Moms struggle with body image too, and swim suits have a way of triggering our insecurity.
Summer has finally hit Minnesota and we’ve already enjoyed our first 90 degree day. That day, a generous friend invited the kids and I to join them for a little pool party.
We were excited to spend the day with fun friends, and I knew the kids would love it. And yet in the back of my mind, a shrill, insecure voice squeaked – Wait, do I have to wear a swimsuit!?
This question plagues many mamas during summer months (and possibly year-round). Too many of us allow that once small voice to grow to a loud, dominating decision-maker.
You know which voice I mean – the one that threatens to steal our smiles when we have family photos because we can’t find clothes that fit. It is the one that whispers lies, so what we see in the mirror isn’t what God sees. That voice generates insecurity and fosters self-loathing. It tells us that even though we’re adults, we should have the immature body of a teenager who hasn’t had one, two, three, or more babies. Instead of motivating us to take good care of our body and be content with where we’re at – it paralyzes us.
The result? That voice steals precious, priceless moments with our husbands and kids. And, in doing so, it robs us of fun experiences, memories, and joy.
You know what I told that voice?
Yes. Yes I have to wear a swimsuit – in fact, I get to.
It is a privilegee to squeeze into a swimsuit and wear it to play in a pool with our kids (even if it take a while to find one that stays where it is supposed to stay).
It is my pleasure to help them learn about water, see their anticipation, and to hear their nervous shrieks and giggles as they splash and explore the pool.
It is my job to wear a swimsuit and demonstrate contentment with my body for my daughter (and son) – a healthy body image will be learned by what our kids hear us say about our body, and what we allow that voice to stop us from doing.
It is my JOY to experience water with them, and to know they experienced it with me. Their mama.

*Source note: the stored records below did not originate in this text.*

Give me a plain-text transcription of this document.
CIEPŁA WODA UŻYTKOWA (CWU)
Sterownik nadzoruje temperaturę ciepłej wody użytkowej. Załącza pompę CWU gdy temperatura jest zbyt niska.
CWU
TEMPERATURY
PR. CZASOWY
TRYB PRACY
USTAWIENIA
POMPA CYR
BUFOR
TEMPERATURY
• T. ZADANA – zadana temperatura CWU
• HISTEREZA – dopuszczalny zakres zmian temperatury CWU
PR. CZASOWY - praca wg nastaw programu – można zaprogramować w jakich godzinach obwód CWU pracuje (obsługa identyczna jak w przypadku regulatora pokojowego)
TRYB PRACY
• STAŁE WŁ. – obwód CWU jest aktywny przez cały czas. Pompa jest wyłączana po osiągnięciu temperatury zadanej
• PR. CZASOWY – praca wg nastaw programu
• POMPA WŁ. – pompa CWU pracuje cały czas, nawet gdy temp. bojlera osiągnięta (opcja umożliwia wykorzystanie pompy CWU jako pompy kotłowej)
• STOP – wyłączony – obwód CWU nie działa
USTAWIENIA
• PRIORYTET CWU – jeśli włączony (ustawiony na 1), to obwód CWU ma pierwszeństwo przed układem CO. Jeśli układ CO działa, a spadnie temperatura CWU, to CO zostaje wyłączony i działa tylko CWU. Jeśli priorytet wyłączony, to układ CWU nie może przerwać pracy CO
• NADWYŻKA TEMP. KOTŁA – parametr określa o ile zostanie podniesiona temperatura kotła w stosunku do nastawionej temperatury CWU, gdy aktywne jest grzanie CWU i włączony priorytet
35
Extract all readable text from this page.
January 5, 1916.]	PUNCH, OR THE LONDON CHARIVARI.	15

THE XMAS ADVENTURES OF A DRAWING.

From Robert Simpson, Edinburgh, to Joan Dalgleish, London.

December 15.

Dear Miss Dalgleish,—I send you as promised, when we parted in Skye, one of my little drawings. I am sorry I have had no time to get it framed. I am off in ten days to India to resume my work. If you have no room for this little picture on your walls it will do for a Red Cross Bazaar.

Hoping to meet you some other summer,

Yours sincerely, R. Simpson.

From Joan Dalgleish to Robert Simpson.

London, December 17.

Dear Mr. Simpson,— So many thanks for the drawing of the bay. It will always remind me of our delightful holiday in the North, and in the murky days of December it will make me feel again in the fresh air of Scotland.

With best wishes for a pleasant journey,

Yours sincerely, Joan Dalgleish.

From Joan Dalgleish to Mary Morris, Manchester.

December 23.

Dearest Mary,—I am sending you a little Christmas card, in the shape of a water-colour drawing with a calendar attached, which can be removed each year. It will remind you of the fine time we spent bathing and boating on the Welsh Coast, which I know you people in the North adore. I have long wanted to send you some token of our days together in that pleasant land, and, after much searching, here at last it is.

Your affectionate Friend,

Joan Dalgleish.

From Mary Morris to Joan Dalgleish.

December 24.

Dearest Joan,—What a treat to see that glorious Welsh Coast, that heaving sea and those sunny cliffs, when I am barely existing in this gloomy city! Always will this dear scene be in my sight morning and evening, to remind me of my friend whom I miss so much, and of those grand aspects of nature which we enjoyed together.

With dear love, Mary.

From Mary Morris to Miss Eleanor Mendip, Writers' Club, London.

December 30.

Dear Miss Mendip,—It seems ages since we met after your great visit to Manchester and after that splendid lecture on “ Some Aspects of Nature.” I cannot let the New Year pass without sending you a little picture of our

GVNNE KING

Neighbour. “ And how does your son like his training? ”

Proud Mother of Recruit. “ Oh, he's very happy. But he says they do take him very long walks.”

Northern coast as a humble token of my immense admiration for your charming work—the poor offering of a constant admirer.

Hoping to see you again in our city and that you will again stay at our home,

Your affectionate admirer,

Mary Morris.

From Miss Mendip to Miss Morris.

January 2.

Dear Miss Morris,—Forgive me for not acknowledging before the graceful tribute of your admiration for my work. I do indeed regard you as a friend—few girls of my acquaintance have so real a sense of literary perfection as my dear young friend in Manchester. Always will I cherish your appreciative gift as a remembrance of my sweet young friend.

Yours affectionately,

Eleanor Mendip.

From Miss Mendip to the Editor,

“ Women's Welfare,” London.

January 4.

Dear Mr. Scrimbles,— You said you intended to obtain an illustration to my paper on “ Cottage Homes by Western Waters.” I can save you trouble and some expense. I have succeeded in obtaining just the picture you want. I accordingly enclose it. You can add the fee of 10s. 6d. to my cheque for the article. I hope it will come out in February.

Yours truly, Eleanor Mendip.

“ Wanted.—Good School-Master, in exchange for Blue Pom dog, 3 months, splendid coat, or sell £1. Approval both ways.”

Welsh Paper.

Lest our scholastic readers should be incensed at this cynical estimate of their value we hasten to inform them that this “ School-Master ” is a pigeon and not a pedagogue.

Sure, I could have listened to that voice and allowed it to reign over our summer. I could have declined the invitation and thought of a way to stay fully clothed. The kids could have just played in the blow-up pool in our yard, run through the sprinkler, or we could have gone to the splash pad. I could have paid for swimming lessons while a swim instructor experienced all those things with my kids while I watched from the pool deck. But learning to swim in a class isn’t the same as playing with your sister, your friends and your mama in a pool. My kids won’t ever wish I look differently in my swimsuit – they don’t care how I look. They just love that I’m in the pool playing with them, and they would miss me if I wasn’t.
No. Sweating it out in a shorts and T-shirt on the sidelines isn’t good enough for me – I want more for my kids, and for me.
If that means I have to wear a swimsuit and tell that voice to take a hike – SO. BE. IT!
Is watching from afar enough for you?
I didn’t think so.
Tell that voice to shut up. Recognize the purpose of a swim suit is to cover what needs to be covered, and to stay where it is supposed to. If you don’t have one that does these two things – spend the time and money to buy one that stays-put so you can focus on your kids instead of on wrestling the suit into submission.
Just DO IT. Put it on and forget the rest. Bravely wear that swimsuit and prepare to reap all the benefits.
Your and your kids’ summer depends on it.